Refinement: Our previous experience in this field has enabled refinement of the experimental protocols to minimize pain and suffering caused to animals. The timepoints examined after myocardial infarction or aortic banding are chosen based on previous findings which have indicated that these represent distinct, progressive stages of HF development. Trained surgical staff reproducibly induce HF with minimum animal suffering.
During the heartbeat, L-type calcium channels (LTCCs) in the surface membrane open and trigger additional calcium (Ca) release via Ryanodine Receptors (RyR) in myocytes, initiating contraction. The interaction between LTCCs and RyRs ensures well-regulated Ca release. However, the precise manner by which these channels collaborate is unclear, since it has not been previously possible to image the channels and Ca simultaneously at nanoscale resolution. This important goal will be attained in the present project using two gene-modified mice with super-resolution appropriate fluorophores encoded on the LTCC and RyR. We will examine healthy cardiomyocytes to determine how plasticity of LTCC and RyR localization affects Ca homeostasis. In follow-up work, we will examine how changing LTCC localization during heart failure (HF) leads to impaired Ca homeostasis, decreased contractility, and arrhythmia, which are hallmarks of this condition. Thus the work will provide unprecedented understanding of LTCC configuration and function in both normal and failing cardiomyocytes.
2. Distress
The LTCC-labelled gene-modified mice will be employed in several types of experiments. Some of these are acute experiments, where animals are sacrificed, and cells isolated from heart and imaged. In other experiments, animals will be subjected to surgery under anesthesia (infarction or aortic banding) to induce HF development. Pain can be experienced immediately following surgery, as indicated by raised fur, and decreased mobility. Animals exhibiting progression to HF may also exhibit distress, including signs of irregular, laboured breathing. In both the acute and chronic situation, signs of pain will be treated with analgesics.

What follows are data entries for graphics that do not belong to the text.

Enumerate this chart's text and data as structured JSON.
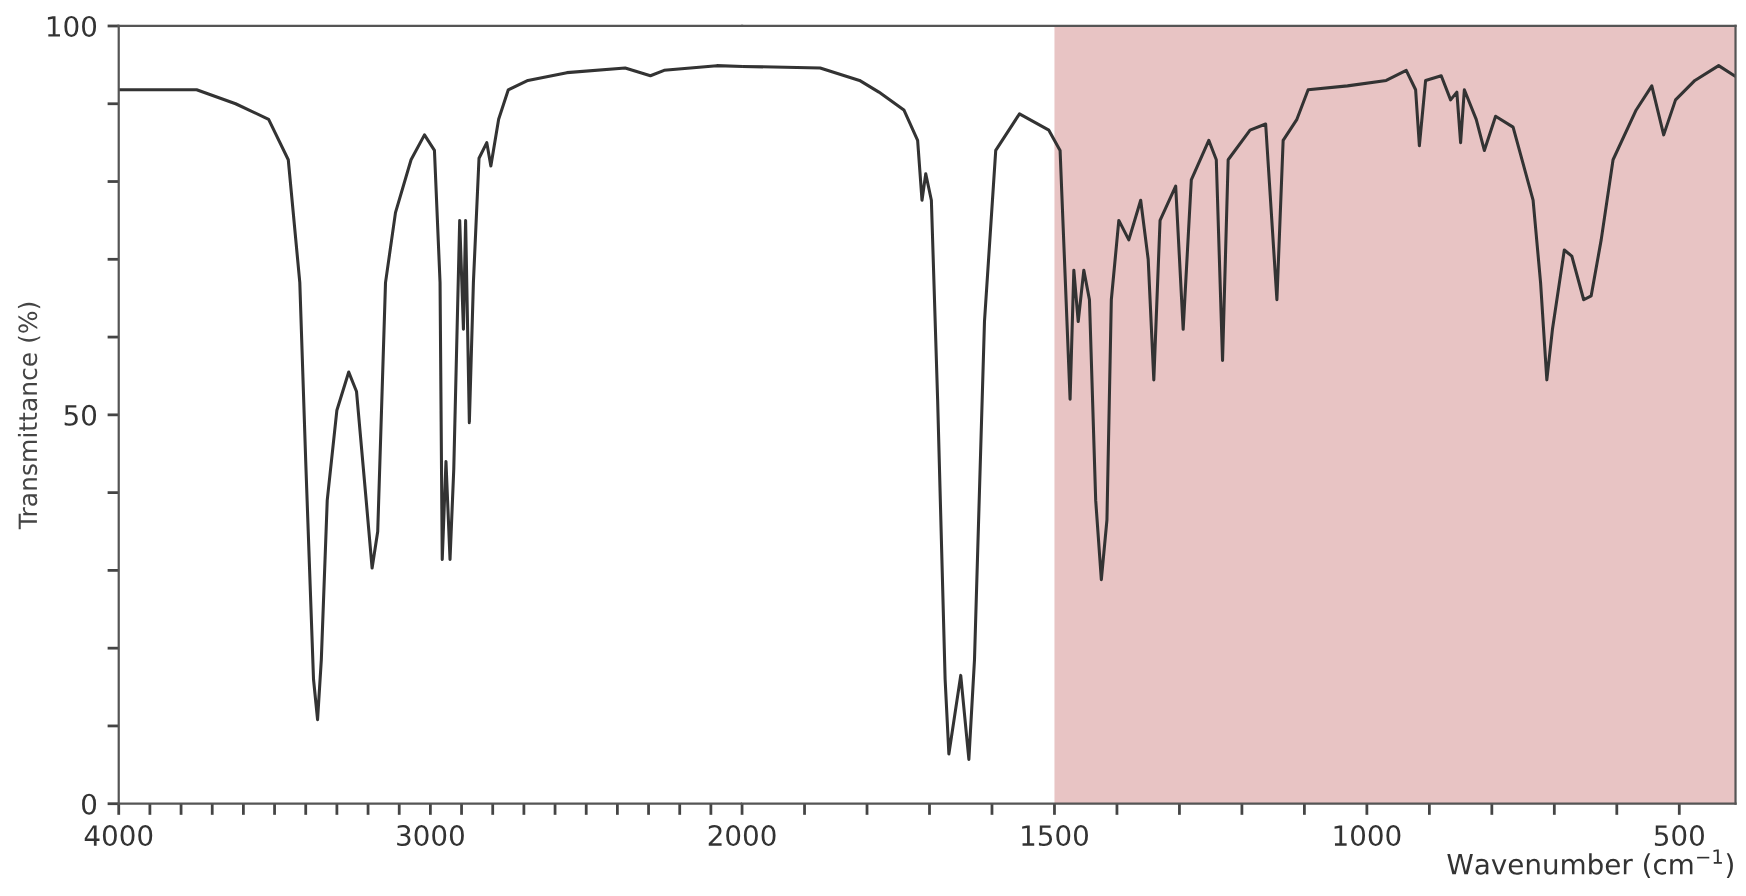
{
  "chart_data": [
    {
      "type": "line",
      "ylabel": "Transmittance (%)",
      "x": [
        4000,
        3750,
        3625,
        3519,
        3456,
        3419,
        3400,
        3375,
        3362,
        3350,
        3331,
        3300,
        3262,
        3237,
        3206,
        3187,
        3169,
        3144,
        3112,
        3062,
        3019,
        2987,
        2969,
        2962,
        2950,
        2937,
        2925,
        2906,
        2894,
        2887,
        2875,
        2862,
        2844,
        2819,
        2806,
        2781,
        2750,
        2687,
        2562,
        2375,
        2294,
        2250,
        2081,
        2000
      ],
      "series": [
        {
          "color": "#333333",
          "values": [
            91.8,
            91.8,
            90,
            88,
            82.8,
            67,
            44,
            16,
            10.8,
            18.5,
            39,
            50.6,
            55.5,
            53,
            39,
            30.3,
            35,
            67,
            76,
            82.8,
            86,
            84,
            67,
            31.4,
            44,
            31.4,
            43,
            75,
            61,
            75,
            49,
            67,
            83,
            85,
            82,
            88,
            91.8,
            93,
            94,
            94.6,
            93.6,
            94.3,
            94.9,
            94.8
          ]
        }
      ],
      "xlim": [
        4000,
        2000
      ],
      "ylim": [
        0,
        100
      ],
      "xticks": [
        4000,
        {
          "value": 3900,
          "label": null
        },
        {
          "value": 3800,
          "label": null
        },
        {
          "value": 3700,
          "label": null
        },
        {
          "value": 3600,
          "label": null
        },
        {
          "value": 3500,
          "label": null
        },
        {
          "value": 3400,
          "label": null
        },
        {
          "value": 3300,
          "label": null
        },
        {
          "value": 3200,
          "label": null
        },
        {
          "value": 3100,
          "label": null
        },
        3000,
        {
          "value": 2900,
          "label": null
        },
        {
          "value": 2800,
          "label": null
        },
        {
          "value": 2700,
          "label": null
        },
        {
          "value": 2600,
          "label": null
        },
        {
          "value": 2500,
          "label": null
        },
        {
          "value": 2400,
          "label": null
        },
        {
          "value": 2300,
          "label": null
        },
        {
          "value": 2200,
          "label": null
        },
        {
          "value": 2100,
          "label": null
        },
        2000
      ],
      "yticks": [
        0,
        {
          "value": 10,
          "label": null
        },
        {
          "value": 20,
          "label": null
        },
        {
          "value": 30,
          "label": null
        },
        {
          "value": 40,
          "label": null
        },
        50,
        {
          "value": 60,
          "label": null
        },
        {
          "value": 70,
          "label": null
        },
        {
          "value": 80,
          "label": null
        },
        {
          "value": 90,
          "label": null
        },
        100
      ],
      "grid": false,
      "legend": false,
      "marker": "none",
      "line_style": "solid"
    },
    {
      "type": "line",
      "xlabel": "Wavenumber (cm$^{−1}$)",
      "x": [
        2000,
        1875,
        1812,
        1781,
        1741,
        1719,
        1712,
        1706,
        1697,
        1687,
        1675,
        1669,
        1650,
        1637,
        1628,
        1612,
        1594,
        1556,
        1509,
        1491,
        1475,
        1469,
        1462,
        1453,
        1444,
        1434,
        1425,
        1416,
        1409,
        1397,
        1381,
        1362,
        1350,
        1341,
        1331,
        1306,
        1294,
        1281,
        1253,
        1241,
        1231,
        1222,
        1187,
        1162,
        1144,
        1134,
        1112,
        1094,
        1031,
        969,
        937,
        922,
        916,
        906,
        881,
        866,
        856,
        850,
        844,
        825,
        812,
        794,
        766,
        734,
        722,
        712,
        703,
        684,
        672,
        653,
        641,
        625,
        606,
        569,
        544,
        525,
        506,
        475,
        437,
        412
      ],
      "series": [
        {
          "color": "#333333",
          "values": [
            94.8,
            94.6,
            93,
            91.5,
            89.2,
            85.3,
            77.6,
            81,
            77.6,
            52,
            16,
            6.4,
            16.5,
            5.7,
            18.5,
            62,
            84,
            88.7,
            86.6,
            84,
            52,
            68.6,
            62,
            68.6,
            64.8,
            39,
            28.8,
            36.5,
            64.8,
            75,
            72.5,
            77.6,
            70,
            54.5,
            75,
            79.4,
            61,
            80.2,
            85.3,
            82.8,
            57,
            82.8,
            86.6,
            87.4,
            64.8,
            85.3,
            88,
            91.8,
            92.3,
            93,
            94.3,
            91.8,
            84.6,
            93,
            93.6,
            90.5,
            91.5,
            85,
            91.8,
            88,
            84,
            88.4,
            87,
            77.6,
            67,
            54.5,
            61,
            71.2,
            70.4,
            64.8,
            65.3,
            72.5,
            82.8,
            89.2,
            92.3,
            86,
            90.5,
            93,
            94.9,
            93.6
          ]
        }
      ],
      "xlim": [
        2000,
        410
      ],
      "ylim": [
        0,
        100
      ],
      "xticks": [
        {
          "value": 1900,
          "label": null
        },
        {
          "value": 1800,
          "label": null
        },
        {
          "value": 1700,
          "label": null
        },
        {
          "value": 1600,
          "label": null
        },
        1500,
        {
          "value": 1400,
          "label": null
        },
        {
          "value": 1300,
          "label": null
        },
        {
          "value": 1200,
          "label": null
        },
        {
          "value": 1100,
          "label": null
        },
        1000,
        {
          "value": 900,
          "label": null
        },
        {
          "value": 800,
          "label": null
        },
        {
          "value": 700,
          "label": null
        },
        {
          "value": 600,
          "label": null
        },
        500
      ],
      "tick_labels": "x",
      "bands": [
        {
          "axis": "x",
          "from": 1500,
          "to": 410,
          "color": "#e8c4c4"
        }
      ],
      "grid": false,
      "legend": false,
      "marker": "none",
      "line_style": "solid"
    }
  ]
}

RyR-labelled mice will only be used in acute experiments, with animals sacrificed and cells isolated from heart and imaged.
3. Expected benefit
The relationship between LTCC organization and function has remained elusive, placing high news value on the current work. Equally important are the planned experiments aimed at understanding how this structure/function relationship changes during HF. We anticipate that our work will lead to an improved understanding of this disease's mechanisms and the discovery of novel drug targets for HF patients.
4. Number of animals and species
637 gene-modified mice with “knock-in” labeling of LTCCs will be employed.

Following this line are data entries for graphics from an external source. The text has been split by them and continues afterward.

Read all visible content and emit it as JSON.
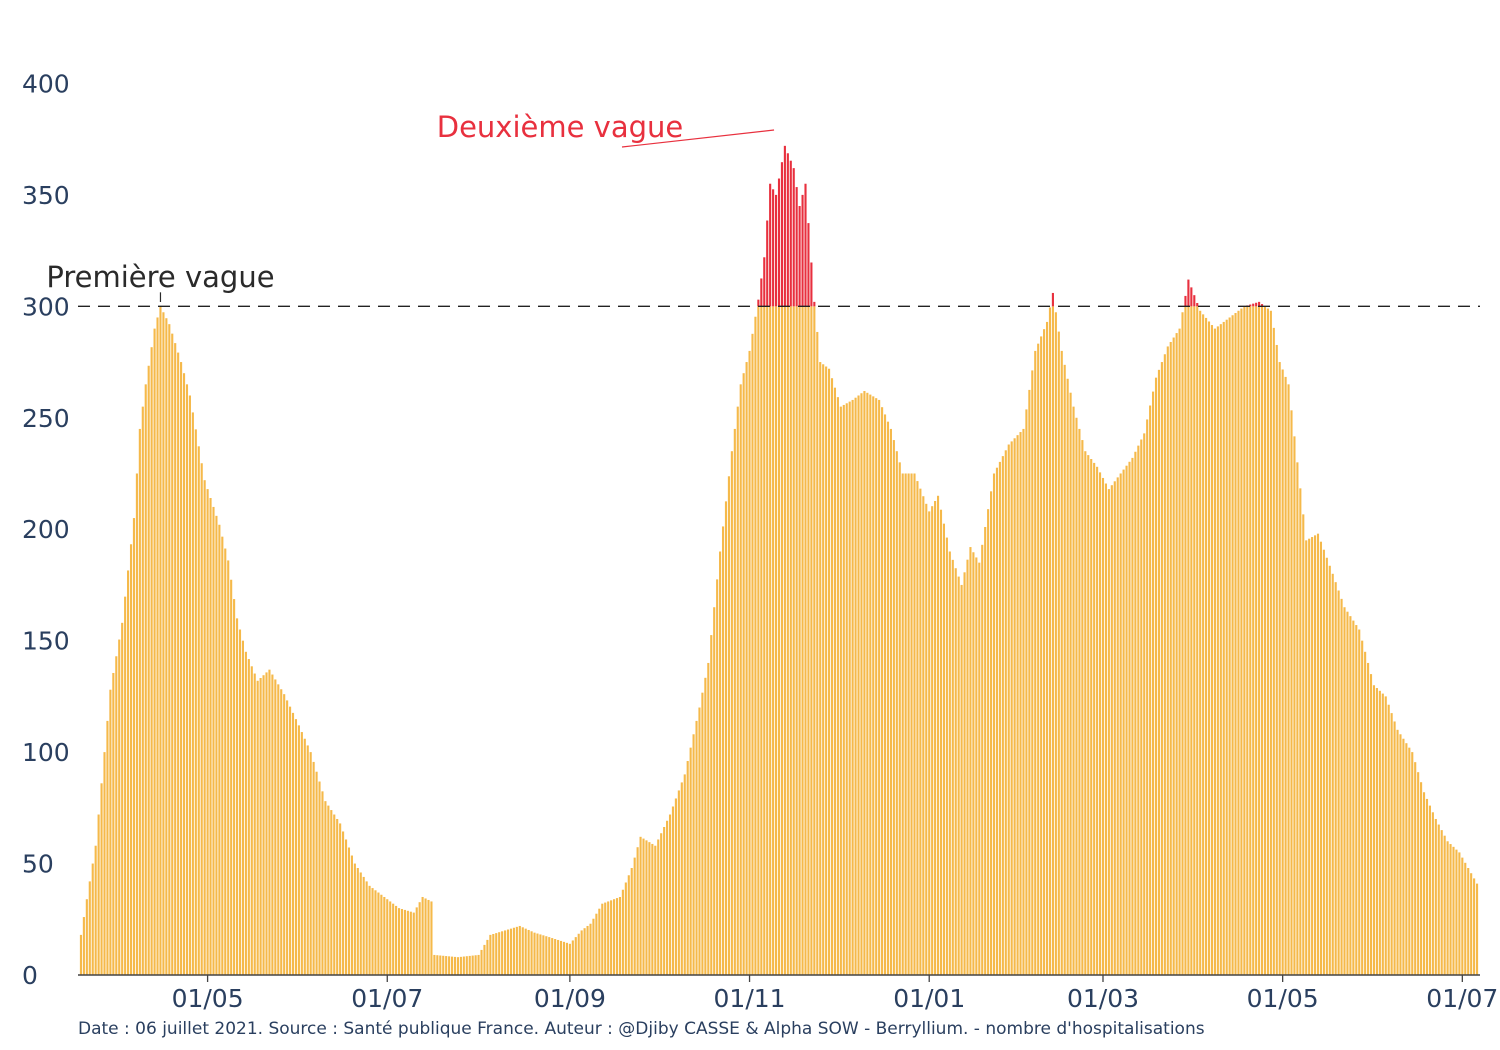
{
  "chart_data": {
    "type": "bar",
    "title": "",
    "xlabel": "",
    "ylabel": "",
    "ylim": [
      0,
      415
    ],
    "x_range": [
      "2020-03-18",
      "2021-07-07"
    ],
    "grid": false,
    "legend": "none",
    "threshold": 300,
    "colors": {
      "base": "#f5b94a",
      "excess": "#e8303e",
      "axis_text": "#2a3f5f",
      "wave2_text": "#e8303e",
      "wave1_text": "#2a2a2a"
    },
    "y_ticks": [
      0,
      50,
      100,
      150,
      200,
      250,
      300,
      350,
      400
    ],
    "x_ticks": [
      {
        "date": "2020-05-01",
        "label": "01/05"
      },
      {
        "date": "2020-07-01",
        "label": "01/07"
      },
      {
        "date": "2020-09-01",
        "label": "01/09"
      },
      {
        "date": "2020-11-01",
        "label": "01/11"
      },
      {
        "date": "2021-01-01",
        "label": "01/01"
      },
      {
        "date": "2021-03-01",
        "label": "01/03"
      },
      {
        "date": "2021-05-01",
        "label": "01/05"
      },
      {
        "date": "2021-07-01",
        "label": "01/07"
      }
    ],
    "series_key_points": [
      [
        "2020-03-19",
        18
      ],
      [
        "2020-03-24",
        58
      ],
      [
        "2020-03-29",
        128
      ],
      [
        "2020-04-02",
        158
      ],
      [
        "2020-04-06",
        205
      ],
      [
        "2020-04-08",
        245
      ],
      [
        "2020-04-10",
        265
      ],
      [
        "2020-04-13",
        290
      ],
      [
        "2020-04-15",
        300
      ],
      [
        "2020-04-18",
        292
      ],
      [
        "2020-04-22",
        275
      ],
      [
        "2020-04-25",
        260
      ],
      [
        "2020-04-30",
        222
      ],
      [
        "2020-05-05",
        202
      ],
      [
        "2020-05-08",
        186
      ],
      [
        "2020-05-11",
        160
      ],
      [
        "2020-05-14",
        145
      ],
      [
        "2020-05-18",
        132
      ],
      [
        "2020-05-22",
        137
      ],
      [
        "2020-05-27",
        126
      ],
      [
        "2020-06-01",
        112
      ],
      [
        "2020-06-05",
        100
      ],
      [
        "2020-06-10",
        78
      ],
      [
        "2020-06-15",
        68
      ],
      [
        "2020-06-20",
        50
      ],
      [
        "2020-06-25",
        40
      ],
      [
        "2020-06-30",
        35
      ],
      [
        "2020-07-05",
        30
      ],
      [
        "2020-07-10",
        28
      ],
      [
        "2020-07-13",
        35
      ],
      [
        "2020-07-16",
        33
      ],
      [
        "2020-07-17",
        9
      ],
      [
        "2020-07-25",
        8
      ],
      [
        "2020-08-01",
        9
      ],
      [
        "2020-08-05",
        18
      ],
      [
        "2020-08-10",
        20
      ],
      [
        "2020-08-15",
        22
      ],
      [
        "2020-08-20",
        19
      ],
      [
        "2020-08-25",
        17
      ],
      [
        "2020-09-01",
        14
      ],
      [
        "2020-09-05",
        20
      ],
      [
        "2020-09-08",
        23
      ],
      [
        "2020-09-12",
        32
      ],
      [
        "2020-09-18",
        35
      ],
      [
        "2020-09-22",
        48
      ],
      [
        "2020-09-25",
        62
      ],
      [
        "2020-09-30",
        58
      ],
      [
        "2020-10-05",
        72
      ],
      [
        "2020-10-10",
        90
      ],
      [
        "2020-10-15",
        120
      ],
      [
        "2020-10-18",
        140
      ],
      [
        "2020-10-22",
        190
      ],
      [
        "2020-10-26",
        235
      ],
      [
        "2020-10-29",
        265
      ],
      [
        "2020-11-01",
        280
      ],
      [
        "2020-11-04",
        303
      ],
      [
        "2020-11-06",
        322
      ],
      [
        "2020-11-08",
        355
      ],
      [
        "2020-11-10",
        350
      ],
      [
        "2020-11-13",
        372
      ],
      [
        "2020-11-16",
        362
      ],
      [
        "2020-11-18",
        345
      ],
      [
        "2020-11-20",
        355
      ],
      [
        "2020-11-23",
        302
      ],
      [
        "2020-11-25",
        275
      ],
      [
        "2020-11-28",
        272
      ],
      [
        "2020-12-02",
        255
      ],
      [
        "2020-12-06",
        258
      ],
      [
        "2020-12-10",
        262
      ],
      [
        "2020-12-15",
        258
      ],
      [
        "2020-12-19",
        245
      ],
      [
        "2020-12-23",
        225
      ],
      [
        "2020-12-27",
        225
      ],
      [
        "2021-01-01",
        208
      ],
      [
        "2021-01-04",
        215
      ],
      [
        "2021-01-08",
        190
      ],
      [
        "2021-01-12",
        175
      ],
      [
        "2021-01-15",
        192
      ],
      [
        "2021-01-18",
        185
      ],
      [
        "2021-01-23",
        225
      ],
      [
        "2021-01-28",
        238
      ],
      [
        "2021-02-02",
        245
      ],
      [
        "2021-02-06",
        280
      ],
      [
        "2021-02-10",
        293
      ],
      [
        "2021-02-12",
        306
      ],
      [
        "2021-02-15",
        280
      ],
      [
        "2021-02-19",
        255
      ],
      [
        "2021-02-23",
        235
      ],
      [
        "2021-02-27",
        228
      ],
      [
        "2021-03-03",
        218
      ],
      [
        "2021-03-07",
        225
      ],
      [
        "2021-03-11",
        232
      ],
      [
        "2021-03-15",
        243
      ],
      [
        "2021-03-19",
        268
      ],
      [
        "2021-03-23",
        282
      ],
      [
        "2021-03-27",
        290
      ],
      [
        "2021-03-30",
        312
      ],
      [
        "2021-04-03",
        298
      ],
      [
        "2021-04-08",
        290
      ],
      [
        "2021-04-13",
        295
      ],
      [
        "2021-04-18",
        300
      ],
      [
        "2021-04-23",
        302
      ],
      [
        "2021-04-27",
        298
      ],
      [
        "2021-04-30",
        275
      ],
      [
        "2021-05-03",
        265
      ],
      [
        "2021-05-06",
        230
      ],
      [
        "2021-05-09",
        195
      ],
      [
        "2021-05-13",
        198
      ],
      [
        "2021-05-18",
        180
      ],
      [
        "2021-05-22",
        165
      ],
      [
        "2021-05-27",
        155
      ],
      [
        "2021-06-01",
        130
      ],
      [
        "2021-06-05",
        125
      ],
      [
        "2021-06-09",
        110
      ],
      [
        "2021-06-14",
        100
      ],
      [
        "2021-06-18",
        82
      ],
      [
        "2021-06-22",
        70
      ],
      [
        "2021-06-26",
        60
      ],
      [
        "2021-06-30",
        55
      ],
      [
        "2021-07-03",
        48
      ],
      [
        "2021-07-06",
        41
      ]
    ],
    "annotations": [
      {
        "id": "wave1",
        "text": "Première vague",
        "date": "2020-04-15",
        "value": 300
      },
      {
        "id": "wave2",
        "text": "Deuxième vague",
        "date": "2020-11-10",
        "value": 380
      }
    ],
    "caption": "Date : 06 juillet 2021. Source : Santé publique France. Auteur : @Djiby CASSE & Alpha SOW - Berryllium. - nombre d'hospitalisations"
  }
}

100 gene-modified mice with "knock-in" labeling of RyRs will be employed.
5. Fulfillment of the 3Rs
Replacement: Experiments on animals can unfortunately not yet replace the experiments described in this study. However, our results will provide sufficient insight for others in the field to avoid similar experiments in the future. As part of our study, we are providing data to mathematical modelers to create calcium homeostasis models, which will help reduce the use of experimental animals.
Reduction: The number of required animals has been minimized. Cells isolated from hearts will be simultaneously used by several researchers, which will make data collection more efficient, allowing examination of more cells from each heart. In the case of early successful results, the number of employed mice can be immediately reduced.

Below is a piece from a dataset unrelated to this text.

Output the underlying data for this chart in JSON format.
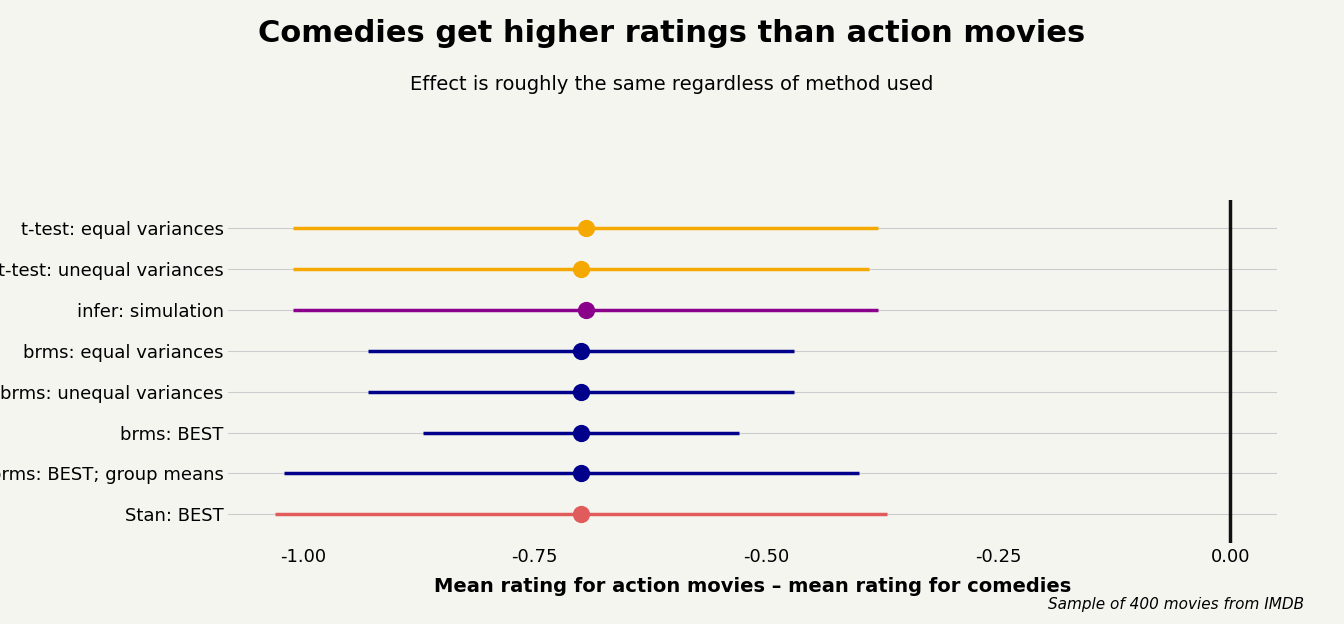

Refinement: Our previous experience in this field has enabled refinement of the experimental protocols to minimize pain and suffering caused to animals. The timepoints examined after myocardial infarction or aortic banding are chosen based on previous findings which have indicated that these represent distinct, progressive stages of HF development. Trained surgical staff reproducibly induce HF with minimum animal suffering.